We had a lot of CSV data to parse and slice when we built our end of year
report. We couldn’t easily parse CSV using sed
, because a simple “split
on commas” strategy quickly fell down. CSV has a surprisingly complicated
spec that (for example) allows commas inside values. Instead, we
needed something that’s built to parse CSV in all of its intricacy.
Enter CSVkit, “a suite of utilities for converting to and working with CSV”.
It’s cut
, sort
, and grep
for CSV.
Let’s try out CSVkit’s tools on this list of conferences in CSV format:
name,start_date,end_date,location,url
"Rubyfuza","02/06/2014","02/08/2014","Cape Town","http://www.rubyfuza.org/"
"Launch","02/26/2014","02/28/2014","SF","http://events.launch.co/festival"
"EmberConf","02/23/2014","03/24/2014","Portland","http://ember.com"
"NSConf","03/17/2014","03/19/2014","England","http://nsconference.com"

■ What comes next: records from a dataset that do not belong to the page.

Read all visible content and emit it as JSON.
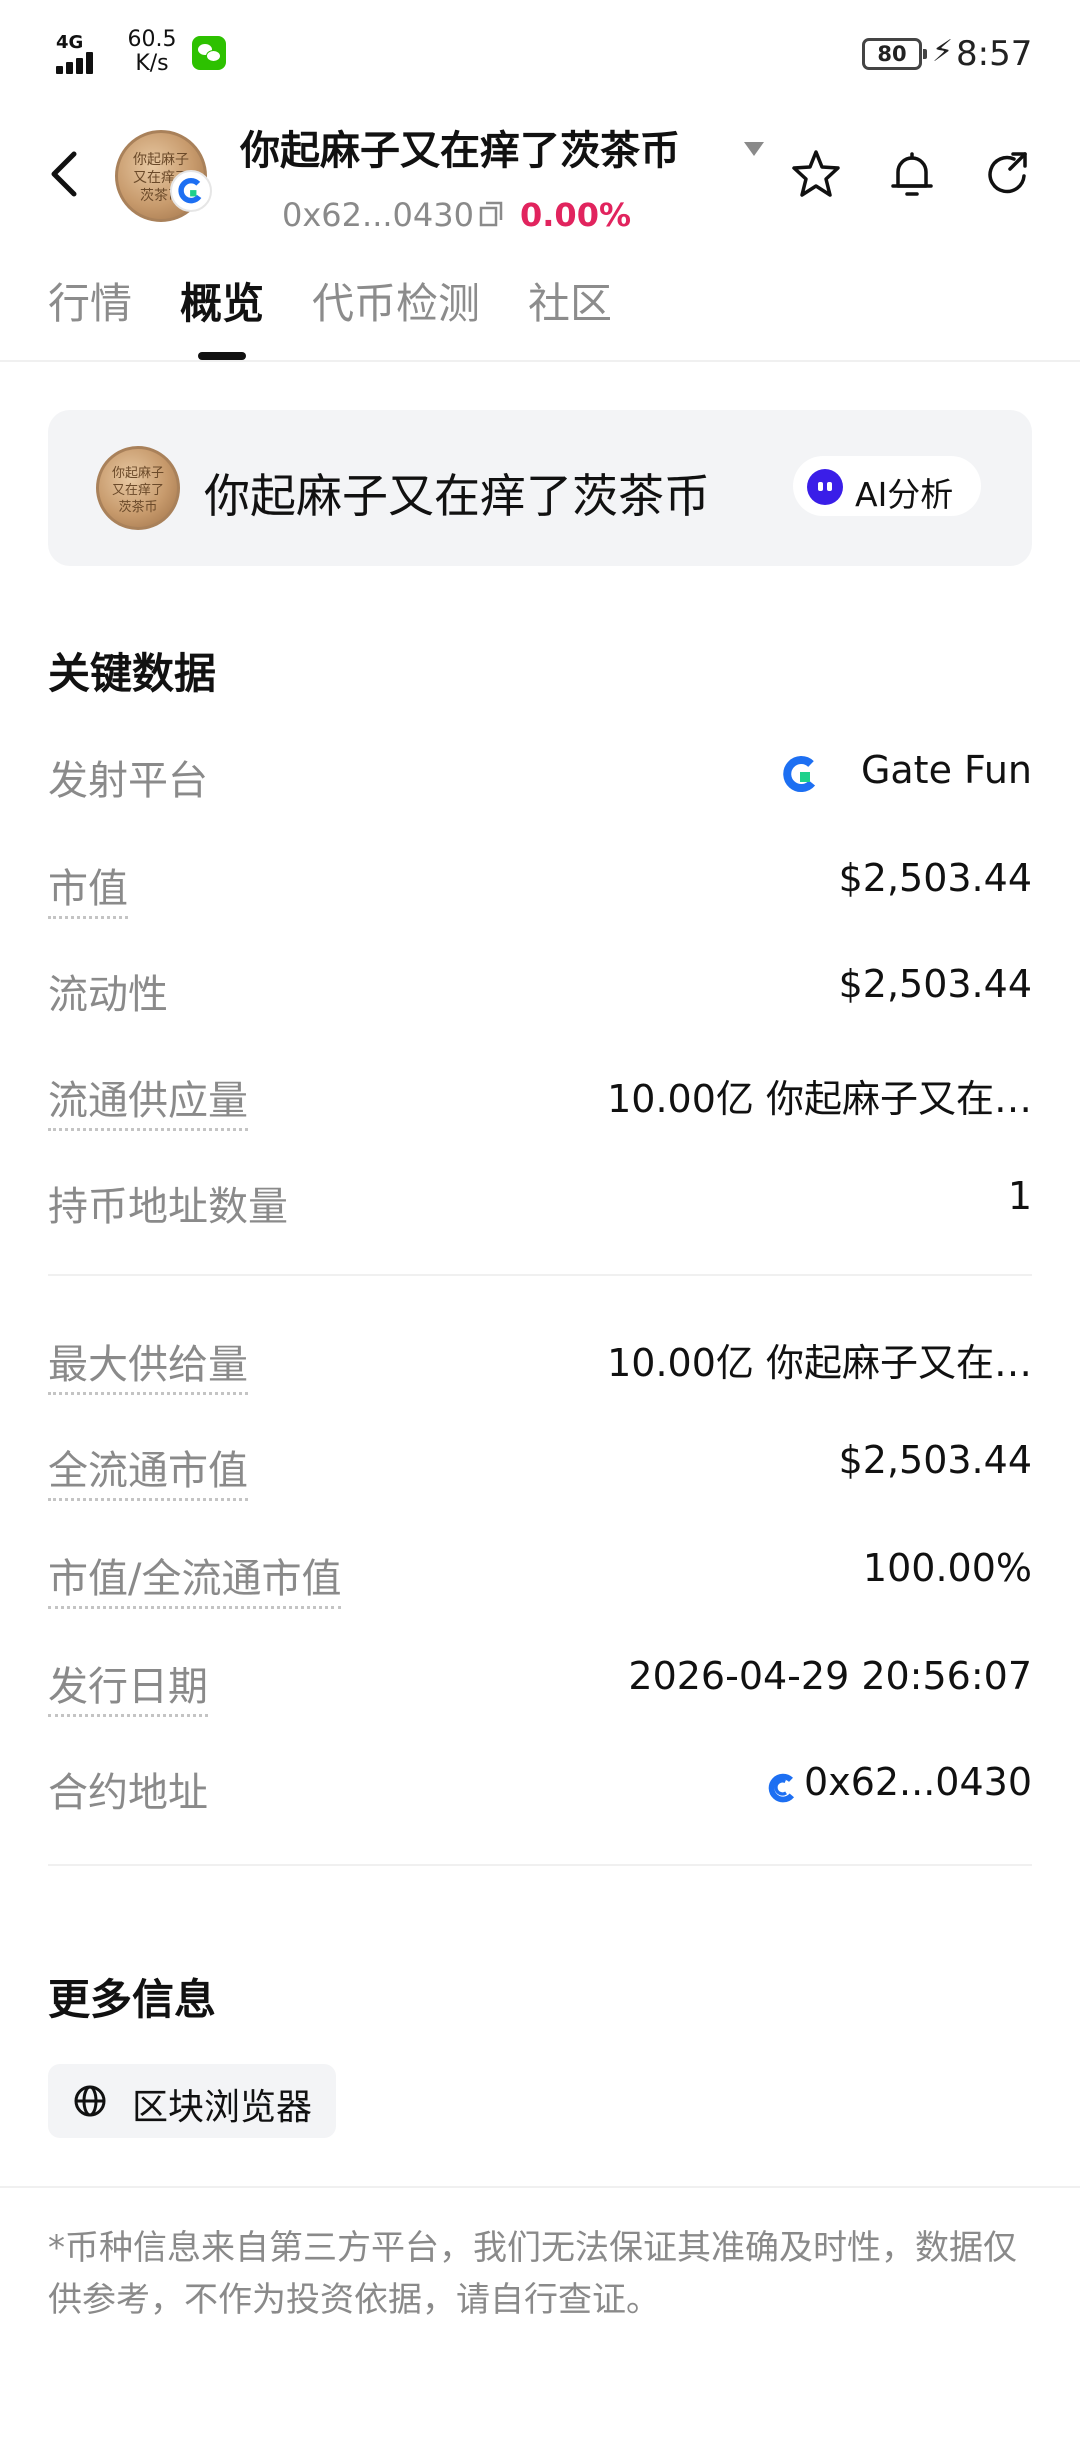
{
  "status_bar": {
    "network": "4G",
    "speed_value": "60.5",
    "speed_unit": "K/s",
    "battery": "80",
    "time": "8:57"
  },
  "header": {
    "title": "你起麻子又在痒了茨茶币",
    "address": "0x62...0430",
    "change_pct": "0.00%",
    "change_color": "#e1245e",
    "avatar_text": "你起麻子又在痒了茨茶币"
  },
  "tabs": [
    "行情",
    "概览",
    "代币检测",
    "社区"
  ],
  "active_tab": "概览",
  "card": {
    "name": "你起麻子又在痒了茨茶币",
    "ai_label": "AI分析"
  },
  "key_data": {
    "title": "关键数据",
    "rows": [
      {
        "label": "发射平台",
        "value": "Gate Fun"
      },
      {
        "label": "市值",
        "value": "$2,503.44"
      },
      {
        "label": "流动性",
        "value": "$2,503.44"
      },
      {
        "label": "流通供应量",
        "value": "10.00亿 你起麻子又在…"
      },
      {
        "label": "持币地址数量",
        "value": "1"
      },
      {
        "label": "最大供给量",
        "value": "10.00亿 你起麻子又在…"
      },
      {
        "label": "全流通市值",
        "value": "$2,503.44"
      },
      {
        "label": "市值/全流通市值",
        "value": "100.00%"
      },
      {
        "label": "发行日期",
        "value": "2026-04-29 20:56:07"
      },
      {
        "label": "合约地址",
        "value": "0x62...0430"
      }
    ]
  },
  "more_info": {
    "title": "更多信息",
    "explorer_label": "区块浏览器"
  },
  "disclaimer": "*币种信息来自第三方平台，我们无法保证其准确及时性，数据仅供参考，不作为投资依据，请自行查证。",
  "colors": {
    "accent_red": "#e1245e",
    "gate_blue": "#1d6ff2",
    "gate_green": "#1ed18b",
    "ai_purple": "#3a1ee8"
  }
}
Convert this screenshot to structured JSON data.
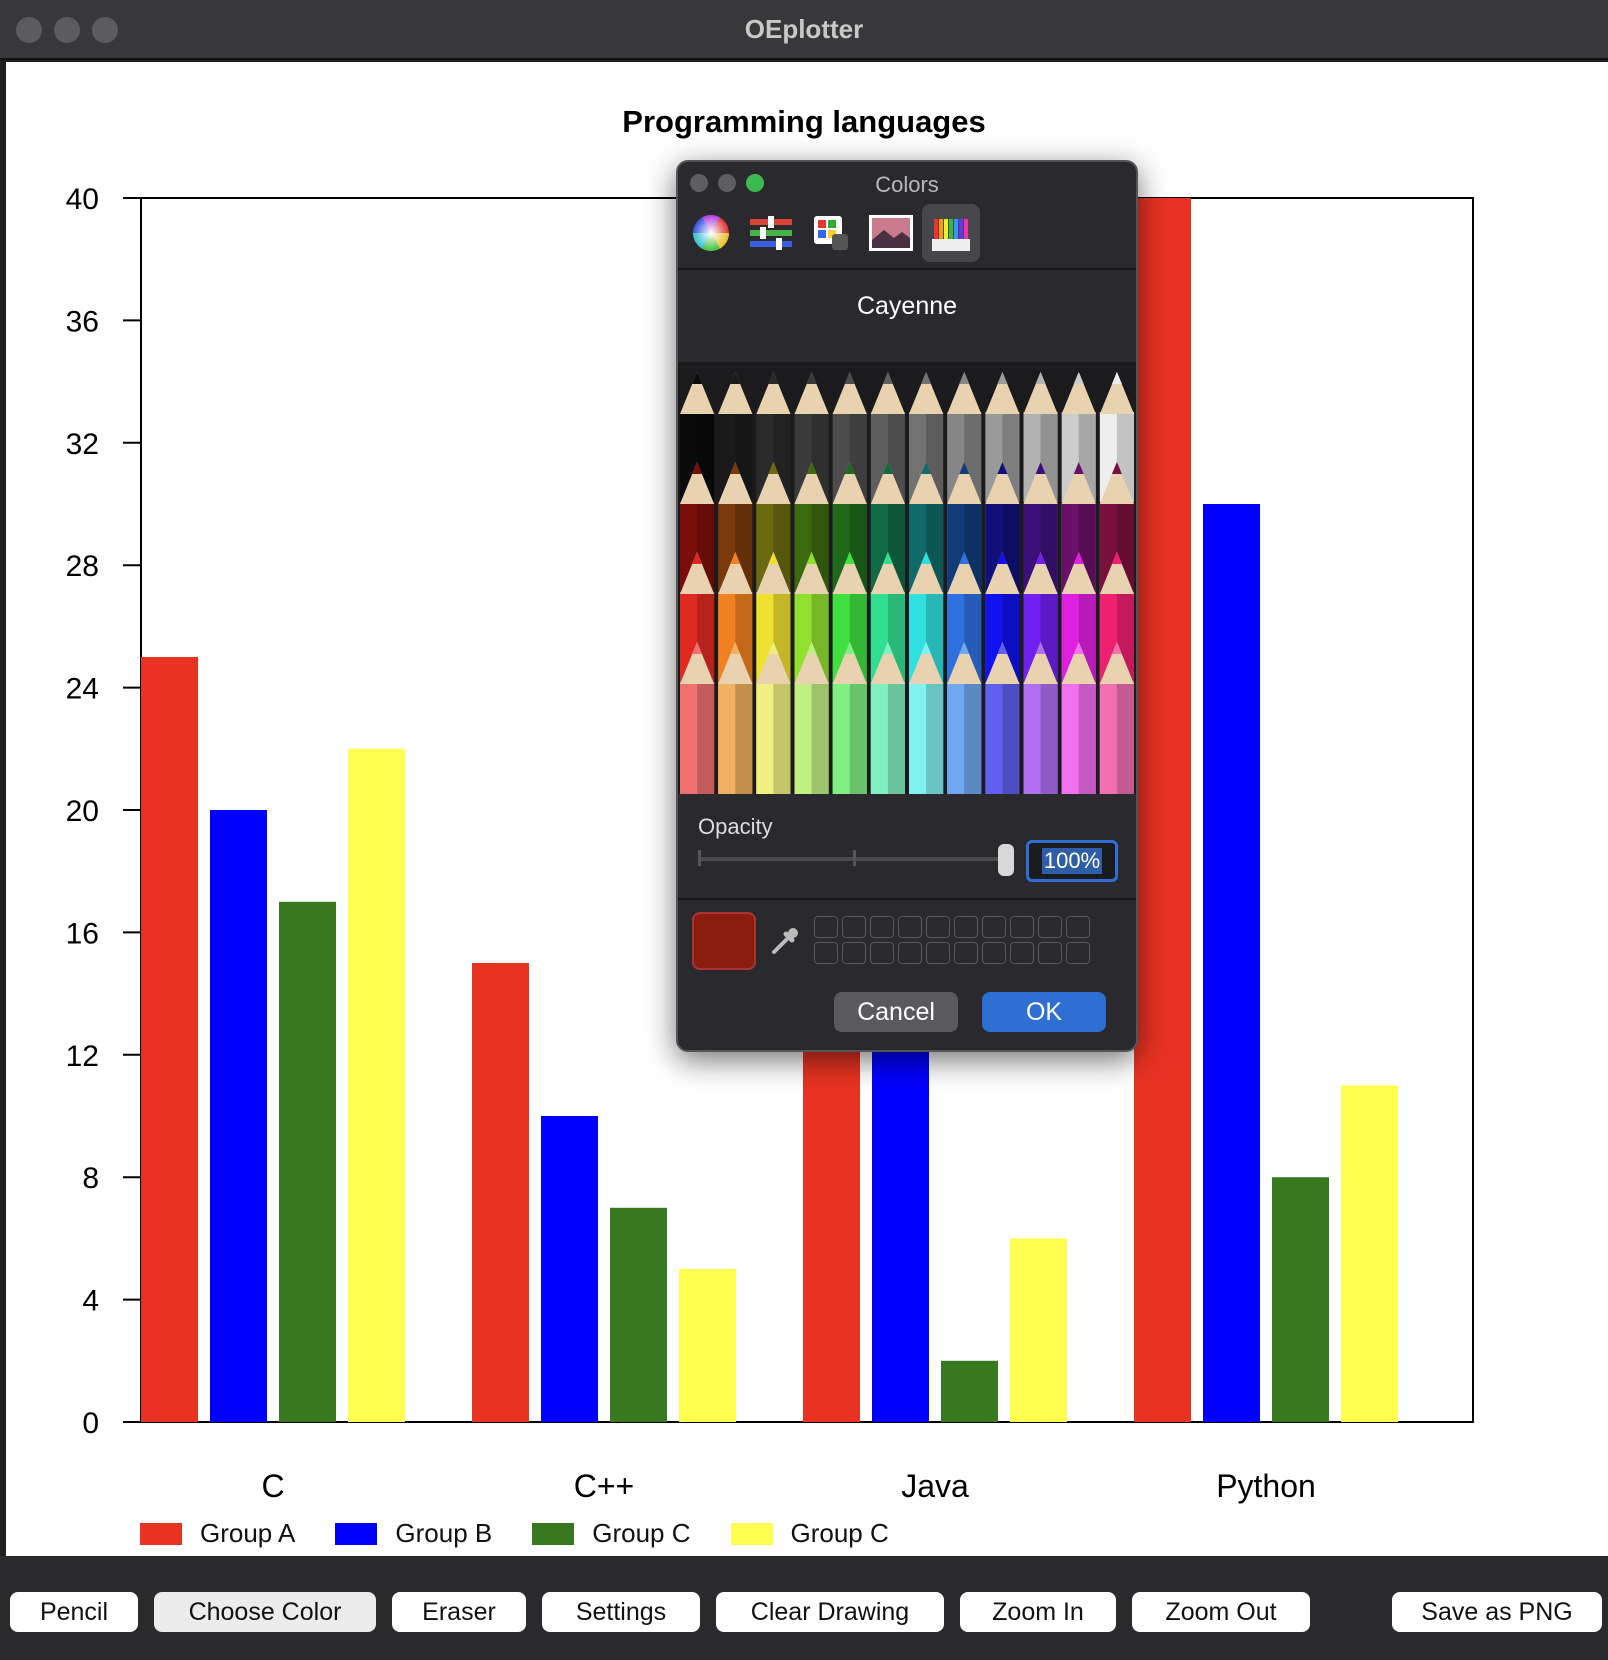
{
  "window": {
    "title": "OEplotter"
  },
  "chart_data": {
    "type": "bar",
    "title": "Programming languages",
    "categories": [
      "C",
      "C++",
      "Java",
      "Python"
    ],
    "series": [
      {
        "name": "Group A",
        "color": "#e83323",
        "values": [
          25,
          15,
          13,
          40
        ]
      },
      {
        "name": "Group B",
        "color": "#0000ff",
        "values": [
          20,
          10,
          13,
          30
        ]
      },
      {
        "name": "Group C",
        "color": "#38791f",
        "values": [
          17,
          7,
          2,
          8
        ]
      },
      {
        "name": "Group C",
        "color": "#fffe50",
        "values": [
          22,
          5,
          6,
          11
        ]
      }
    ],
    "yticks": [
      0,
      4,
      8,
      12,
      16,
      20,
      24,
      28,
      32,
      36,
      40
    ],
    "ylim": [
      0,
      40
    ],
    "legend": "bottom-left"
  },
  "toolbar": {
    "pencil": "Pencil",
    "choose_color": "Choose Color",
    "eraser": "Eraser",
    "settings": "Settings",
    "clear_drawing": "Clear Drawing",
    "zoom_in": "Zoom In",
    "zoom_out": "Zoom Out",
    "save_png": "Save as PNG"
  },
  "color_picker": {
    "title": "Colors",
    "selected_color_name": "Cayenne",
    "selected_color": "#8b1d0f",
    "opacity_label": "Opacity",
    "opacity_value": "100%",
    "opacity_fraction": 1.0,
    "cancel": "Cancel",
    "ok": "OK",
    "tabs": [
      "color-wheel-icon",
      "sliders-icon",
      "palettes-icon",
      "image-palette-icon",
      "pencils-icon"
    ]
  }
}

"RailsConf","04/22/2014","04/25/2014","Chicago","http://www.railsconf.com/"
csvcut
Let’s use csvcut
to grab the name and location of each conference:
$ csvcut --columns name,location conferences.csv
name,location
Rubyfuza,Cape Town
Launch,SF
EmberConf,Portland
NSConf,England
RailsConf,Chicago
The --columns
option determines which column the command is operating on. It’s
used in nearly all of the CSVkit tools.
csvsort
csvsort
can sort data by a specific column. Let’s sort by name:
$ csvsort --columns name conferences.csv
name,start_date,end_date,location,url
EmberConf,2014-02-23,2014-03-24,Portland,http://ember.com
Launch,2014-02-26,2014-02-28,SF,http://events.launch.co/festival
NSConf,2014-03-17,2014-03-19,England,http://nsconference.com
RailsConf,2014-04-22,2014-04-25,Chicago,http://www.railsconf.com/
Rubyfuza,2014-02-06,2014-02-08,Cape Town,http://www.rubyfuza.org/
Note that the output of csvsort
, like the output from other CSVkit tools, is
itself valid CSV. That means we can pipe it to other CSVkit tools, or take in
other tools’ input. Here are the names and locations of the conferences, sorted
by name:
$ csvcut --columns name,location conferences.csv | csvsort --columns name
name,location
EmberConf,Portland
Launch,SF
NSConf,England
RailsConf,Chicago
Rubyfuza,Cape Town
csvgrep
csvgrep
filters your data to only rows where a column matches a
specific value.
Let’s search the name
column for values that match the word “Conf”:
$ csvgrep --columns name --match Conf conferences.csv
name,start_date,end_date,location,url
EmberConf,02/23/2014,03/24/2014,Portland,http://ember.com
NSConf,03/17/2014,03/19/2014,England,http://nsconference.com
RailsConf,04/22/2014,04/25/2014,Chicago,http://www.railsconf.com/
We can also use regexes with the --regex
option. Let’s find conferences with
at least two capital letters in their name:
$ csvgrep --columns name --regex "[A-Z].[A-Z]" conferences.csv
name,start_date,end_date,location,url
EmberConf,02/23/2014,03/24/2014,Portland,http://ember.com
NSConf,03/17/2014,03/19/2014,England,http://nsconference.com
RailsConf,04/22/2014,04/25/2014,Chicago,http://www.railsconf.com/
Since CSVgrep is written in Python, it interprets regexes the same way Python
does. If it works in Python, it
should work when passed to --regex
.
Even more
This covers the 80% use case of CSVkit, but if there’s something else you want to do, I strongly recommend reading the CSVkit docs. They’re exceptionally well-written and have helpful real-life examples.